Nephron size varies among individuals but on average there are about 600,000 nephrons in a human kidney.
What is the underlying cause of glomerular filtration? Blood pressure in the glomerular capillaries causes the filtration process to begin. As more blood flows through the capillaries, more particles are filtered out. The rate at which this process occurs is called the filtration rate. A healthy kidney has a high filtration rate.
The nephron is the functional unit of the kidney that performs filtration. It is made up of an endothelial cell layer, an epithelial cell layer, and portions of the surrounding tissue such as blood vessels, lymphatic vessels, and nerves. The nephron filters plasma water and small molecules from the blood that cannot pass through the membrane of the red blood cell. This filter is known as the glomerulus. The remaining components of the nephron include tubules that reabsorb most of the fluid that enters them from the glomerulus and produce urine that is released into the bladder.
Nephrons are the fundamental functional unit of the kidney. One nephron can filter about 500 ml of blood per day. The total number of nephrons in a human being is approximately 2 million. The filtering ability of the kidney is highly dependent on the number of functioning nephrons.
Hydraulic pressure (blood pressure) in the capillaries of the glomerulus drives filtration. It is worth noting that the kidneys filter far more fluid than the amount of urine excreted (about 1.5 liters per day). This means that there must be a mechanism for removing excess water from the body while maintaining normal blood pressure. This mechanism is pressure filtration through the kidney's filtration system. Pressure filtration allows the glomeruli to remove large particles from the blood stream by mechanical sieving, while small molecules pass through into the urinary tract where they are reabsorbed by active transport processes into the bloodstream via the renal tubules.
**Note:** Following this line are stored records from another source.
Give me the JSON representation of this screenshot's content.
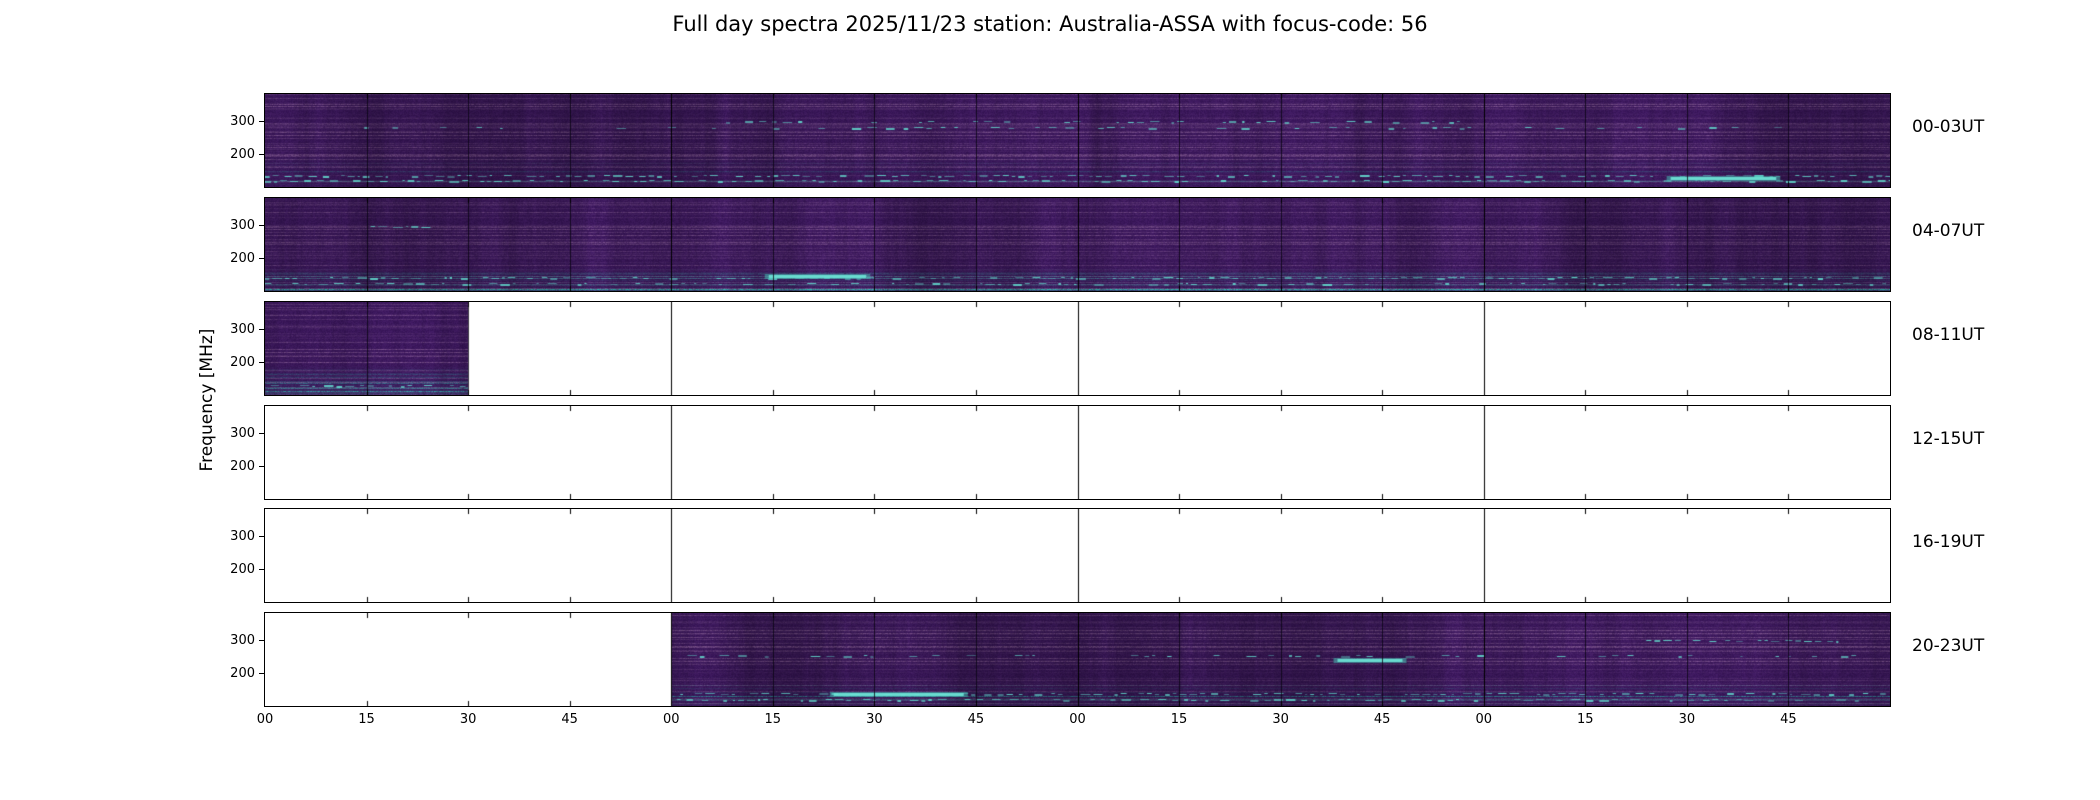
{
  "chart_data": {
    "type": "heatmap",
    "title": "Full day spectra 2025/11/23 station: Australia-ASSA with focus-code: 56",
    "date": "2025/11/23",
    "station": "Australia-ASSA",
    "focus_code": "56",
    "ylabel": "Frequency [MHz]",
    "y_ticks": [
      "300",
      "200"
    ],
    "ylim_mhz": [
      100,
      400
    ],
    "hours_per_panel": 4,
    "x_tick_labels": [
      "00",
      "15",
      "30",
      "45",
      "00",
      "15",
      "30",
      "45",
      "00",
      "15",
      "30",
      "45",
      "00",
      "15",
      "30",
      "45"
    ],
    "legend": "none",
    "grid": "hour-lines-and-quarter-ticks",
    "colors": {
      "background": "#ffffff",
      "spectrum_base": "#38165a",
      "spectrum_accent": "#49c0b2",
      "axis": "#000000"
    },
    "panels": [
      {
        "label": "00-03UT",
        "coverage_hours": [
          [
            0,
            4
          ]
        ],
        "features": [
          {
            "type": "dashes",
            "y": 0.3,
            "x0": 0.28,
            "x1": 0.74,
            "density": 0.18
          },
          {
            "type": "dashes",
            "y": 0.37,
            "x0": 0.05,
            "x1": 0.95,
            "density": 0.1
          },
          {
            "type": "band",
            "y": 0.88,
            "x0": 0.0,
            "x1": 1.0,
            "density": 0.45
          },
          {
            "type": "band",
            "y": 0.94,
            "x0": 0.0,
            "x1": 1.0,
            "density": 0.35
          },
          {
            "type": "blob",
            "y": 0.9,
            "x0": 0.865,
            "x1": 0.93
          }
        ]
      },
      {
        "label": "04-07UT",
        "coverage_hours": [
          [
            0,
            4
          ]
        ],
        "features": [
          {
            "type": "dashes",
            "y": 0.31,
            "x0": 0.065,
            "x1": 0.1,
            "density": 0.85
          },
          {
            "type": "band",
            "y": 0.86,
            "x0": 0.0,
            "x1": 1.0,
            "density": 0.35
          },
          {
            "type": "band",
            "y": 0.93,
            "x0": 0.0,
            "x1": 1.0,
            "density": 0.3
          },
          {
            "type": "blob",
            "y": 0.84,
            "x0": 0.31,
            "x1": 0.37
          }
        ]
      },
      {
        "label": "08-11UT",
        "coverage_hours": [
          [
            0,
            0.5
          ]
        ],
        "features": [
          {
            "type": "band",
            "y": 0.9,
            "x0": 0.0,
            "x1": 0.125,
            "density": 0.25
          }
        ]
      },
      {
        "label": "12-15UT",
        "coverage_hours": [],
        "features": []
      },
      {
        "label": "16-19UT",
        "coverage_hours": [],
        "features": []
      },
      {
        "label": "20-23UT",
        "coverage_hours": [
          [
            1,
            4
          ]
        ],
        "features": [
          {
            "type": "dashes",
            "y": 0.3,
            "x0": 0.85,
            "x1": 0.97,
            "density": 0.5
          },
          {
            "type": "dashes",
            "y": 0.46,
            "x0": 0.26,
            "x1": 0.98,
            "density": 0.15
          },
          {
            "type": "blob",
            "y": 0.5,
            "x0": 0.66,
            "x1": 0.7
          },
          {
            "type": "band",
            "y": 0.87,
            "x0": 0.25,
            "x1": 1.0,
            "density": 0.45
          },
          {
            "type": "blob",
            "y": 0.87,
            "x0": 0.35,
            "x1": 0.43
          },
          {
            "type": "band",
            "y": 0.94,
            "x0": 0.25,
            "x1": 1.0,
            "density": 0.3
          }
        ]
      }
    ]
  }
}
Pressure-driven filtration requires high hydraulic pressure in order to overcome the forces that resist passage of fluid across a membrane. The filtration process can only occur at certain points along the nephron (the functional unit of the kidney), and these points are called the glomerulus and the renal tubule. In the glomerulus, the walls between the capillaries and the bladder contain fenestrations that allow protein in the blood plasma to pass through into the urinary space behind the glomerular basement membrane.
What role does its high-pressure condition play in its filtrate creation function? It is fed and drained by arterioles (high-pressure arteries that are bigger in diameter than venules), and the afferent arteriole is greater in diameter than the efferent arteriole. The more filtrate generated, the higher the capillary pressure. This high pressure helps push fluid out into the surrounding tissue. This allows for better distribution of water and nutrients around the body while reducing the risk of injury from blood leaking into the tissue.
The kidney filters the blood to remove toxic substances and waste products. Healthy kidneys maintain a constant concentration of sodium and potassium in the blood. Potassium is vital for many body functions including keeping muscles contractions strong, nerve impulses transmitted correctly, and other important things. Sodium is needed for normal cell function and control of body temperature. Too much sodium in the blood can lead to dehydration because more water is required to balance out the salt levels in the blood. Also, excessive sodium consumption can cause high blood pressure which may lead to heart disease.
The nephron is the basic functional unit of the kidney. It is composed of a glomerulus, which is a part of the renal cortex, and the renal tubule, which is a long tube that extends deep into the medulla. The glomerulus is like a miniature filter: blood flows in one end and urine comes out the other.